Average UK pension pot
According to one of the top pension providers in the UK, Aegon, the average value of a pension pot in the UK is currently around £50,000 with men having an average savings value of £73,600 and women with a savings value of £24,900. These figures relate to the cash value of defined contribution savings rather than Final Salary Pension Scheme funds which are pension investment assets with associated long-term liabilities (not separate pots of money with each member’s name on it).
The reason the average pension pot value for women is considerably lower than for men is because many women left paid work to have children and historically, they were generally paid less than men and therefore, were less able to contribute. Lower-income also means lower employer pension contributions.
Average pension pot values also vary considerably by county with Surrey averaging £88,000 and Avon, the lowest, averaging £35,000. Many self-employed people are not saving anywhere near enough for a comfortable retirement and, without the right level of National Insurance credits, will not be receiving the full state pension when they reach their state pension age.
Something is better than nothing and starting retirement savings as early as possible has fantastic monetary benefits when the effect of compounding positive returns comes into play over several decades of saving. It is worth noting that advice on pensions must only be given by those who are appropriately authorised and regulated to give pensions and investment advice.
Getting good financial advice from an adviser regulated by the Financial Conduct Authority is a proven way of improving the chances of ending up with a decent level of personal pension with the right level of annual income needed. Add to this a full state pension and the result should be a comfortable retirement at the desired retirement age.
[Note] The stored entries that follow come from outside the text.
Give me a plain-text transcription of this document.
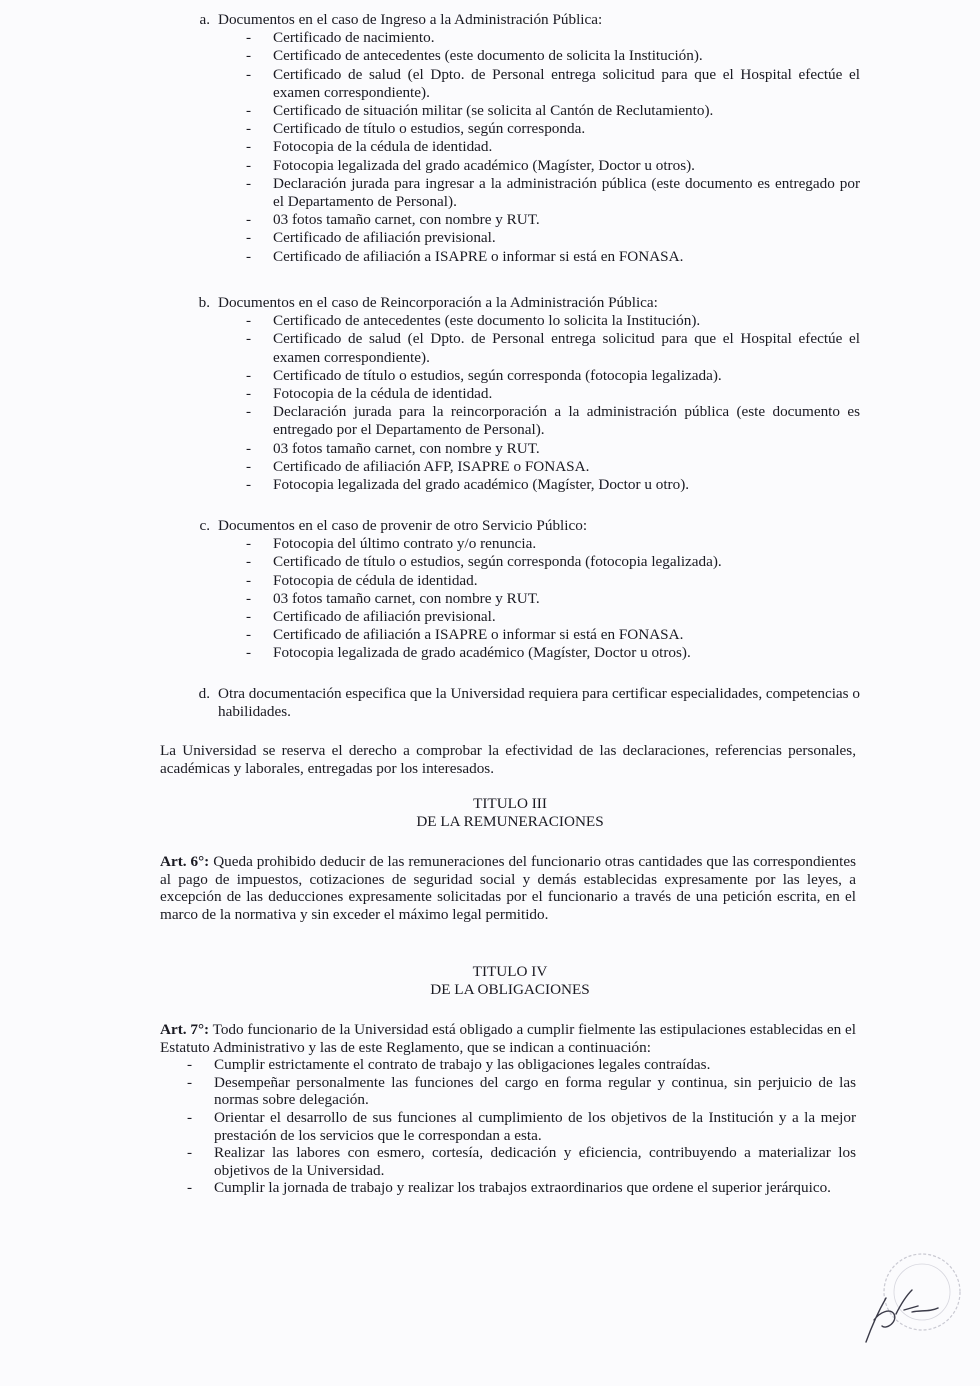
a. Documentos en el caso de Ingreso a la Administración Pública:
-	Certificado de nacimiento.
-	Certificado de antecedentes (este documento de solicita la Institución).
-	Certificado de salud (el Dpto. de Personal entrega solicitud para que el Hospital efectúe el examen correspondiente).
-	Certificado de situación militar (se solicita al Cantón de Reclutamiento).
-	Certificado de título o estudios, según corresponda.
-	Fotocopia de la cédula de identidad.
-	Fotocopia legalizada del grado académico (Magíster, Doctor u otros).
-	Declaración jurada para ingresar a la administración pública (este documento es entregado por el Departamento de Personal).
-	03 fotos tamaño carnet, con nombre y RUT.
-	Certificado de afiliación previsional.
-	Certificado de afiliación a ISAPRE o informar si está en FONASA.
b. Documentos en el caso de Reincorporación a la Administración Pública:
-	Certificado de antecedentes (este documento lo solicita la Institución).
-	Certificado de salud (el Dpto. de Personal entrega solicitud para que el Hospital efectúe el examen correspondiente).
-	Certificado de título o estudios, según corresponda (fotocopia legalizada).
-	Fotocopia de la cédula de identidad.
-	Declaración jurada para la reincorporación a la administración pública (este documento es entregado por el Departamento de Personal).
-	03 fotos tamaño carnet, con nombre y RUT.
-	Certificado de afiliación AFP, ISAPRE o FONASA.
-	Fotocopia legalizada del grado académico (Magíster, Doctor u otro).
c. Documentos en el caso de provenir de otro Servicio Público:
-	Fotocopia del último contrato y/o renuncia.
-	Certificado de título o estudios, según corresponda (fotocopia legalizada).
-	Fotocopia de cédula de identidad.
-	03 fotos tamaño carnet, con nombre y RUT.
-	Certificado de afiliación previsional.
-	Certificado de afiliación a ISAPRE o informar si está en FONASA.
-	Fotocopia legalizada de grado académico (Magíster, Doctor u otros).
d. Otra documentación especifica que la Universidad requiera para certificar especialidades, competencias o habilidades.
La Universidad se reserva el derecho a comprobar la efectividad de las declaraciones, referencias personales, académicas y laborales, entregadas por los interesados.
TITULO III
DE LA REMUNERACIONES
Art. 6°: Queda prohibido deducir de las remuneraciones del funcionario otras cantidades que las correspondientes al pago de impuestos, cotizaciones de seguridad social y demás establecidas expresamente por las leyes, a excepción de las deducciones expresamente solicitadas por el funcionario a través de una petición escrita, en el marco de la normativa y sin exceder el máximo legal permitido.
TITULO IV
DE LA OBLIGACIONES
Art. 7°: Todo funcionario de la Universidad está obligado a cumplir fielmente las estipulaciones establecidas en el Estatuto Administrativo y las de este Reglamento, que se indican a continuación:
-	Cumplir estrictamente el contrato de trabajo y las obligaciones legales contraídas.
-	Desempeñar personalmente las funciones del cargo en forma regular y continua, sin perjuicio de las normas sobre delegación.
-	Orientar el desarrollo de sus funciones al cumplimiento de los objetivos de la Institución y a la mejor prestación de los servicios que le correspondan a esta.
-	Realizar las labores con esmero, cortesía, dedicación y eficiencia, contribuyendo a materializar los objetivos de la Universidad.
-	Cumplir la jornada de trabajo y realizar los trabajos extraordinarios que ordene el superior jerárquico.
Until Auto Enrolment became mandatory, many employers and employees were not contributing to their employees’ workplace pension. In fact, it is only relatively recently (in April 2019) that the minimum total contribution of the employer/employee rose to a minimum of 8% of salary.
This is not 8% of the full gross salary. If the salary exceeds the upper limit set by Auto Enrolment rules (subject to being changed by future legislation so not stated here) then the minimum amount will be lower. That being said, being auto-enrolled in an employer’s scheme should be a no-brainer unless your pension pot is so large it causes you a problem with your protected Lifetime allowance (if you are lucky enough to have this).
Pension savings attract valuable tax benefits representing a big boost to this method of saving versus using an ISA or putting your cash in the bank. In effect, your contributions are allocated from your gross income in full and any growth is tax-free. There are annual limits (£40,000) and lifetime limits (£1,073,100) but this does not usually affect the average person as you can see by the average UK pension pot size stated in this article.
As ever, getting good financial advice is key to implementing the right (suitable) investments for you whether these are for accumulating or decumulating your retirement savings. Putting together a bespoke plan is what Financial Planners excel at and the cost of creating your personal lifetime financial plan should be just a small fraction of the total monetary and wellbeing benefits you will harvest year after year.
Your financial plans should be reviewed on a regular basis to take account of changes that happen in your life as well as changes that occur in the economy and to take account of any changes in legislation or new regulations that might affect your long-term financial wellbeing. Doing nothing and leaving this to chance is unlikely to result in the best possible outcome and is therefore, more likely to result in a lower quality of life in retirement than desired.